L’escalade militaire au Moyen-Orient pousse plusieurs nations à rechercher des solutions de défense éprouvées sur d’autres théâtres d’opérations. Face à la multiplication des attaques aériennes dans la région, une coalition d’États s’est directement tournée vers Kiev pour bénéficier de son expérience tactique acquise sur le terrain.
Selon les informations rapportées par l’agence Anadolu, le président ukrainien Volodymyr Zelensky a révélé ce lundi que onze pays ont officiellement sollicité l’aide de l’Ukraine pour contrer les drones iraniens. Parmi les demandeurs figurent les États-Unis, plusieurs pays européens, ainsi que des États voisins de l’Iran. Bien que l’identité de tous les pays concernés n’ait pas été précisée, le chef de l’État a indiqué sur Facebook que Kiev a d’ores et déjà répondu à certaines de ces requêtes par « des décisions concrètes et un soutien spécifique ».
L’intérêt de ces nations se porte précisément sur le savoir-faire ukrainien face aux appareils longue portée de type Shahed. Les demandes d’assistance ciblent trois domaines majeurs : le déploiement de drones-intercepteurs, la maîtrise des systèmes de brouillage électronique et la formation des troupes pour neutraliser ces engins. Cette dynamique s’inscrit dans la continuité des initiatives de la semaine dernière, marquées par l’envoi d’experts militaires ukrainiens au Moyen-Orient pour partager l’expertise tactique que Kiev propose de partager avec les monarchies arabes face à ces menaces aériennes.

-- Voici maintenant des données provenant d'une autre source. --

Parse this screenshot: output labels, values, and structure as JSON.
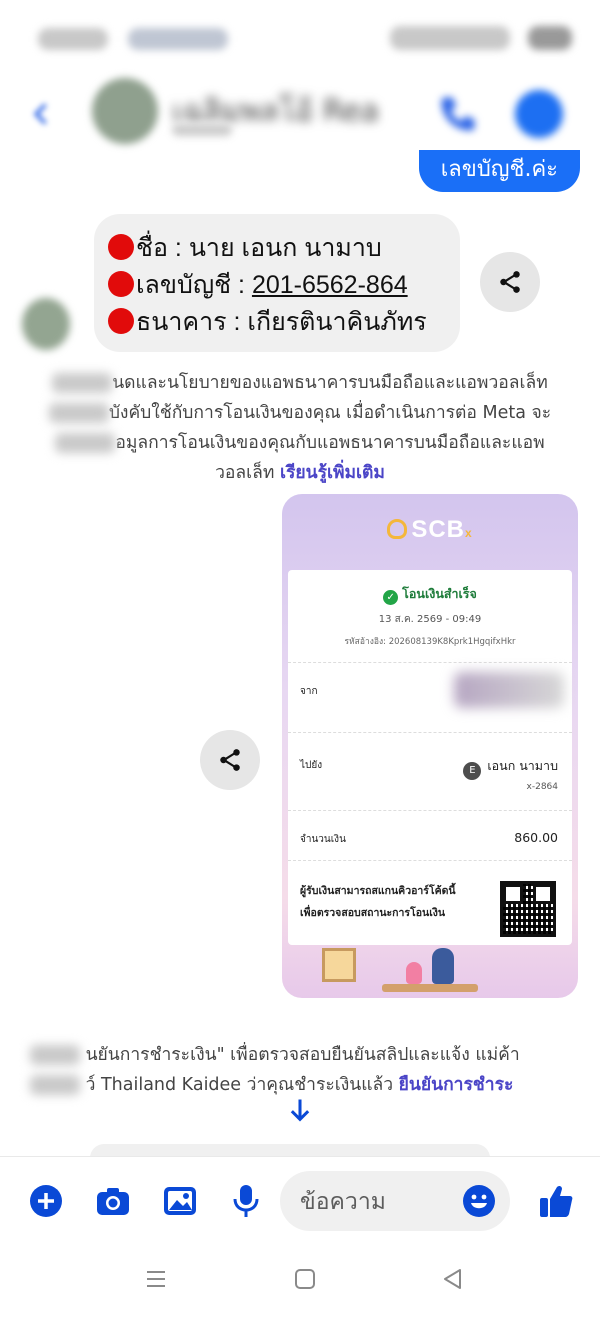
{
  "header": {
    "contact_name": "เฉลิมพลโอ้ Rea",
    "back_icon": "back-arrow-icon",
    "call_icon": "phone-icon",
    "info_icon": "info-icon"
  },
  "messages": {
    "outgoing_partial": "เลขบัญชี.ค่ะ",
    "account_lines": [
      {
        "label": "ชื่อ : นาย เอนก นามาบ",
        "plain": true
      },
      {
        "prefix": "เลขบัญชี : ",
        "value": "201-6562-864"
      },
      {
        "label": "ธนาคาร  : เกียรตินาคินภัทร",
        "plain": true
      }
    ],
    "notice_line1": "นดและนโยบายของแอพธนาคารบนมือถือและแอพวอลเล็ท",
    "notice_line2": "บังคับใช้กับการโอนเงินของคุณ เมื่อดำเนินการต่อ Meta จะ",
    "notice_line3": "อมูลการโอนเงินของคุณกับแอพธนาคารบนมือถือและแอพ",
    "notice_line4": "วอลเล็ท",
    "notice_link": "เรียนรู้เพิ่มเติม",
    "confirm_line1": "นยันการชำระเงิน\" เพื่อตรวจสอบยืนยันสลิปและแจ้ง แม่ค้า",
    "confirm_line2a": "ว์  Thailand Kaidee ว่าคุณชำระเงินแล้ว",
    "confirm_link": "ยืนยันการชำระ"
  },
  "slip": {
    "brand": "SCB",
    "brand_suffix": "x",
    "status": "โอนเงินสำเร็จ",
    "datetime": "13 ส.ค. 2569 - 09:49",
    "reference": "รหัสอ้างอิง: 202608139K8Kprk1HgqifxHkr",
    "from_label": "จาก",
    "to_label": "ไปยัง",
    "to_bank_badge": "E",
    "to_name": "เอนก นามาบ",
    "to_account": "x-2864",
    "amount_label": "จำนวนเงิน",
    "amount": "860.00",
    "qr_line1": "ผู้รับเงินสามารถสแกนคิวอาร์โค้ดนี้",
    "qr_line2": "เพื่อตรวจสอบสถานะการโอนเงิน"
  },
  "composer": {
    "placeholder": "ข้อความ",
    "icons": [
      "plus-icon",
      "camera-icon",
      "image-icon",
      "microphone-icon",
      "emoji-icon",
      "thumbs-up-icon"
    ]
  },
  "colors": {
    "accent": "#0a49d6",
    "bubble_out": "#1a6ff7",
    "link": "#4b45c7"
  }
}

Les drones Shahed, de conception iranienne, sont utilisés par la Russie depuis le début de son offensive en Ukraine, où ils sont produits en série sous l’appellation Gueran-2. L’armée ukrainienne, qui affronte des vagues quasi quotidiennes de ces appareils, a dû adapter sa défense. Ces mêmes modèles ont été déployés ces derniers jours par l’Iran pour frapper Israël et plusieurs pays du Golfe, en réponse aux opérations militaires israéliennes et américaines menées contre des cibles iraniennes depuis le 28 février.
Dans sa communication, Volodymyr Zelensky a également souligné que de nouvelles données confirment la présence de composants fabriqués en Russie à l’intérieur des drones Shahed récemment utilisés au Moyen-Orient. Notre rédaction note que le président ukrainien a posé une condition stricte à cette coopération internationale : l’examen des demandes d’assistance supplémentaires se fera sans aucune réduction des capacités de défense de l’Ukraine, toujours engagée dans le conflit avec Moscou.
Pour faire face à cette menace continue, les entreprises ukrainiennes du secteur de la défense ont mis au point, depuis le début de la guerre, une gamme de drones d’interception peu coûteux, spécifiquement conçus pour percuter et abattre les engins longue portée en plein vol.